Posted Feb 5, 2011 2:07 UTC (Sat) by nybble41 (subscriber, #55106)
That is not to say that there are no other relevant considerations, but other languages are not necessarily any safer or easier to develop in than C; it varies depending on the project. Sometimes there really is no other viable alternative. For example, the only other realistic systems programming language I know of is D, which (while otherwise a great language) is not as portable as C (yet), nor nearly as well established so far as libraries and tool support are concerned.
Posted Feb 26, 2011 13:16 UTC (Sat) by job (guest, #670)
C is good because it is trivial and easy to read when done properly. Token expansion or resource exhaustion won't creep up on you from the underlying libraries.

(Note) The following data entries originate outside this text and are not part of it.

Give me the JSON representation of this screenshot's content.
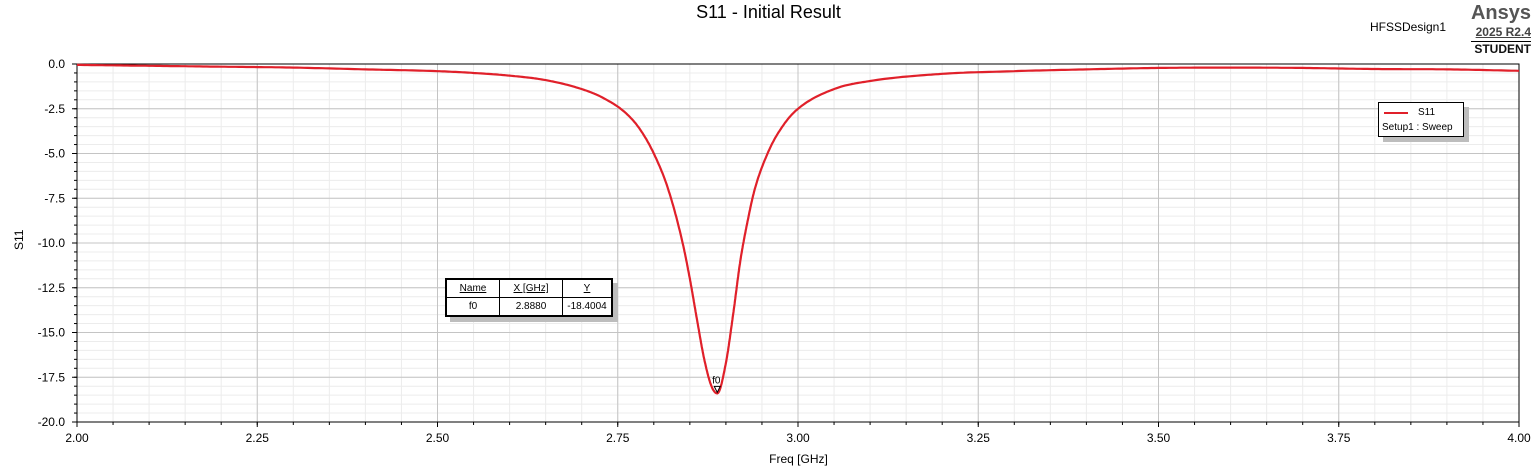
{
  "header": {
    "title": "S11 - Initial Result",
    "design_name": "HFSSDesign1",
    "brand": {
      "name": "Ansys",
      "version": "2025 R2.4",
      "edition": "STUDENT"
    }
  },
  "legend": {
    "trace": "S11",
    "source": "Setup1 : Sweep",
    "color": "#e0202a"
  },
  "marker_table": {
    "headers": [
      "Name",
      "X [GHz]",
      "Y"
    ],
    "rows": [
      [
        "f0",
        "2.8880",
        "-18.4004"
      ]
    ]
  },
  "marker": {
    "name": "f0",
    "x": 2.888,
    "y": -18.4004
  },
  "chart_data": {
    "type": "line",
    "title": "S11 - Initial Result",
    "xlabel": "Freq [GHz]",
    "ylabel": "S11",
    "xlim": [
      2.0,
      4.0
    ],
    "ylim": [
      -20.0,
      0.0
    ],
    "x_ticks": [
      "2.00",
      "2.25",
      "2.50",
      "2.75",
      "3.00",
      "3.25",
      "3.50",
      "3.75",
      "4.00"
    ],
    "y_ticks": [
      "0.0",
      "-2.5",
      "-5.0",
      "-7.5",
      "-10.0",
      "-12.5",
      "-15.0",
      "-17.5",
      "-20.0"
    ],
    "grid": true,
    "legend_position": "top-right",
    "series": [
      {
        "name": "S11",
        "color": "#e0202a",
        "x": [
          2.0,
          2.1,
          2.2,
          2.3,
          2.4,
          2.5,
          2.55,
          2.6,
          2.65,
          2.7,
          2.73,
          2.76,
          2.78,
          2.8,
          2.82,
          2.84,
          2.85,
          2.86,
          2.87,
          2.88,
          2.888,
          2.9,
          2.91,
          2.92,
          2.93,
          2.94,
          2.96,
          2.98,
          3.0,
          3.05,
          3.1,
          3.2,
          3.3,
          3.4,
          3.5,
          3.6,
          3.7,
          3.8,
          3.9,
          4.0
        ],
        "y": [
          -0.05,
          -0.1,
          -0.15,
          -0.2,
          -0.3,
          -0.4,
          -0.5,
          -0.65,
          -0.9,
          -1.4,
          -1.9,
          -2.7,
          -3.6,
          -5.0,
          -7.0,
          -10.0,
          -12.0,
          -14.3,
          -16.5,
          -18.0,
          -18.4,
          -16.7,
          -14.0,
          -11.0,
          -8.8,
          -7.0,
          -4.8,
          -3.4,
          -2.5,
          -1.4,
          -0.95,
          -0.55,
          -0.4,
          -0.3,
          -0.22,
          -0.2,
          -0.22,
          -0.28,
          -0.3,
          -0.38
        ]
      }
    ]
  }
}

There are of course other aspects to it. Given the choice between a C daemon and a Python one, without knowing the program I too would probably pick the latter one, but it all boils down to prejudice.
Posted Feb 3, 2011 13:05 UTC (Thu) by nix (subscriber, #2304)
Posted Feb 3, 2011 2:15 UTC (Thu) by bronson (subscriber, #4806)
Posted Feb 3, 2011 3:00 UTC (Thu) by djm (subscriber, #11651)
Enjoy your world without C, due to arrive right after hydrogen-powered flying cars and free robot concubines.
C for anything
Posted Feb 3, 2011 4:10 UTC (Thu) by ncm (subscriber, #165)
C++ is clearly the better choice. You have keep the Java monkeys away, though, or you'll spend your life writing Get and Set functions, and calls to them. Fortunately Java monkeys are more attracted to Ruby and other four-letter languages.
(This is not meant to suggest that all Java programmers are monkeys. You, in particular, are the exception.)
Posted Feb 6, 2011 15:22 UTC (Sun) by malor (subscriber, #2973)
Getters and setters
Posted Feb 6, 2011 23:30 UTC (Sun) by man_ls (subscriber, #15091)
You have keep the Java monkeys away, though, or you'll spend your life writing Get and Set functions, and calls to them.
I turned to public attributes a few years ago and never regretted it. You know, I'm not against the occasional access method, and separating methods with side effects from methods that return values is an excellent practice. But mandating a whole level of indirection just in case, just for the sake of it? Why?
Then I found out that not everything is an object, and I stopped wondering. My Python skills have improved since I understood that simple truth.
Posted Feb 11, 2011 12:26 UTC (Fri) by mattthecat (guest, #72858)
"Don't got to use no stinkin' getters or setters"
Posted Feb 3, 2011 6:30 UTC (Thu) by cmccabe (guest, #60281)
P.S. Higher level languages are vulnerable to a variety of attacks that C isn't. For example, eval-based attacks or SQL injection attacks. The solution to these problems is the same: validate user inputs carefully, and structure your application into different components that communicate by message passing, rather than a single giant blob.
Posted Feb 5, 2011 20:59 UTC (Sat) by leoc (subscriber, #39773)
Posted Feb 10, 2011 8:22 UTC (Thu) by eduperez (guest, #11232)
Interesting comment... on a site devoted to a kernel / operating system written mostly in C; other than trolling, I cannot find another reason for your presence here.